In Hope in a Jar, historian Kathy Peiss gives us the first full-scale social history of America's beauty culture, from the buttermilk and rice powder recommended by Victorian recipe books to the mass-produced products of our contemporary consumer age. She shows how women, far from being pawns and victims, used makeup to declare their freedom, identity, and sexual allure as they flocked to enter public life. And she highlights the leading role of white and black women—Helena Rubenstein and Annie Turnbo Malone, Elizabeth Arden and Madame C. J. Walker—in shaping a unique industry that relied less on advertising than on women's customs of visiting and conversation.
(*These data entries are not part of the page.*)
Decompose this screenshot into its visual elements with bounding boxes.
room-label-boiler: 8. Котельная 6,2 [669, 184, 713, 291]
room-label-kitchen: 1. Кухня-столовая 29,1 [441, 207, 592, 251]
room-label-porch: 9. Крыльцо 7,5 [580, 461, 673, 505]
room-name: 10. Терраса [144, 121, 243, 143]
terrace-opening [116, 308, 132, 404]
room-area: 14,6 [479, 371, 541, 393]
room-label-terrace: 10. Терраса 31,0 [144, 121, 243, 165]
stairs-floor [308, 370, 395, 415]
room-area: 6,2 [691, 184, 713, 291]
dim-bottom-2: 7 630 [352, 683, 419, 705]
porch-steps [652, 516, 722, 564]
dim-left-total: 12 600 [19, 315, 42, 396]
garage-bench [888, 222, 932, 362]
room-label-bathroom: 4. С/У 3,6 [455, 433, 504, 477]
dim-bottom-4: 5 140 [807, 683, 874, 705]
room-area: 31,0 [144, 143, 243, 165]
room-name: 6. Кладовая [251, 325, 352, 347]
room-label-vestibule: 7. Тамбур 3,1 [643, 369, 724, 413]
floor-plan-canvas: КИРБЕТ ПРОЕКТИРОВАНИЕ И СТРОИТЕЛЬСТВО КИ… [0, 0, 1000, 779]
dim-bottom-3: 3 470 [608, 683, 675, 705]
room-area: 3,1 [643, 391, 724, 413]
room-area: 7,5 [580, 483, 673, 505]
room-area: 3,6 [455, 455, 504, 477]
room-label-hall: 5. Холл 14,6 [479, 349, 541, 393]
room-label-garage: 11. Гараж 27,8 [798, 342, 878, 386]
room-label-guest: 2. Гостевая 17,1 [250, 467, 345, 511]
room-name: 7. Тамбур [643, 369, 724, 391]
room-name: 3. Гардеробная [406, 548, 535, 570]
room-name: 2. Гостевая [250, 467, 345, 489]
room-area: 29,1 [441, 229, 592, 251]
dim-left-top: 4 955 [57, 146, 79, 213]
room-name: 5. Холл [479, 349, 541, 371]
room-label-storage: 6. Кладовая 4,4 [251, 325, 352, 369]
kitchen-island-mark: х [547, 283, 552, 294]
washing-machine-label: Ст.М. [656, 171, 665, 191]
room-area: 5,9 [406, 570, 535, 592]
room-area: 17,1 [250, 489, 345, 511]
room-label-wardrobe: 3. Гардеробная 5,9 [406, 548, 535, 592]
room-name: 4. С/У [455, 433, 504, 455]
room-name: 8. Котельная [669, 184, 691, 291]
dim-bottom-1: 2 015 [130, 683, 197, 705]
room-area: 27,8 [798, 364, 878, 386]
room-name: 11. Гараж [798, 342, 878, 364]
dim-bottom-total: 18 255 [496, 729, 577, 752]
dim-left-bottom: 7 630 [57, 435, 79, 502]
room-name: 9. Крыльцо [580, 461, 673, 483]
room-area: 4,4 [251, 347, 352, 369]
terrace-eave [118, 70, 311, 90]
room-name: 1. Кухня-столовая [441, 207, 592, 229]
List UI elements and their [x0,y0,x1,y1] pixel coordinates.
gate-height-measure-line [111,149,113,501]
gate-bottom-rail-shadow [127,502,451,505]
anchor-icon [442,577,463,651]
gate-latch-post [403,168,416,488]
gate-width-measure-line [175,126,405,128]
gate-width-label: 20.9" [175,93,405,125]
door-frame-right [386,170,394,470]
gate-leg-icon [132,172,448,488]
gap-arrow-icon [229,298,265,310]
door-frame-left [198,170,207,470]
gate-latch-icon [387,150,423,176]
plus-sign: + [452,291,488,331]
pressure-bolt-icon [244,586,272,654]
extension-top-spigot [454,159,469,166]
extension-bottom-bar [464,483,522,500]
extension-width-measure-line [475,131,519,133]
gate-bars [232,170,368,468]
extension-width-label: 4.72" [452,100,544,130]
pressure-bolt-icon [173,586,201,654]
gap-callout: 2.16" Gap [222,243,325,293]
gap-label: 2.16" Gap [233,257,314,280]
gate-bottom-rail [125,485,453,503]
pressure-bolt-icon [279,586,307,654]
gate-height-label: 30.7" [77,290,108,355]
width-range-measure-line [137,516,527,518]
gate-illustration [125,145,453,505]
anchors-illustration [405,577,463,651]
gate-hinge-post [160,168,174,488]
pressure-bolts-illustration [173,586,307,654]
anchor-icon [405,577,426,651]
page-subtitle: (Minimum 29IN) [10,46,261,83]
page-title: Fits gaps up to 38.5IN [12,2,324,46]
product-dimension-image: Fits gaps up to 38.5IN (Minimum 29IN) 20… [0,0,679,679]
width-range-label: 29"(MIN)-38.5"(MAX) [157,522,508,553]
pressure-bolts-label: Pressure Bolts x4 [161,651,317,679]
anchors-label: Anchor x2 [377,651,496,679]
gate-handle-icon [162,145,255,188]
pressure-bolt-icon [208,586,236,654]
Replete with the voices and experiences of ordinary women, Hope in a Jar is a richly textured account of the ways women created the cosmetics industry and cosmetics created the modern woman.
PUBLISHERS WEEKLY
In this lively social history of America's beauty culture, freelance writer Peiss traces the background and growth of the billion-dollar U.S. cosmetics industry over the past century. Relating cultural changes at the end of the 19th century, she observes that using makeup, heretofore forbidden for "nice" women, became a lightning rod for larger conflicts over female autonomy and social roles. The burgeoning industry provided opportunity for entrepreneurial women who eventually played a key role in its development. Among the early titans were Elizabeth Arden, a Canadian immigrant who learned to speak with proper diction to project an upper-class image, and Polish-born Helena Rubenstein, another powerful, self-created woman. They also had their counterparts in the black community: Annie Turnbo Malone and Madame C.J. Walker, who developed hair-care products, recruited women as agents as they traveled the country; Malone rewarded them with cash, diamond rings and even low-interest mortgages, a forerunner of today's direct-sales incentive programs. According to a study in the late 1980s, quoted here, feminist politics of recent years have done little to diminish women's use of makeup. This is a delicious and serious look at a glamorous industry. Illustrations of cosmetics advertising offer a history of their own.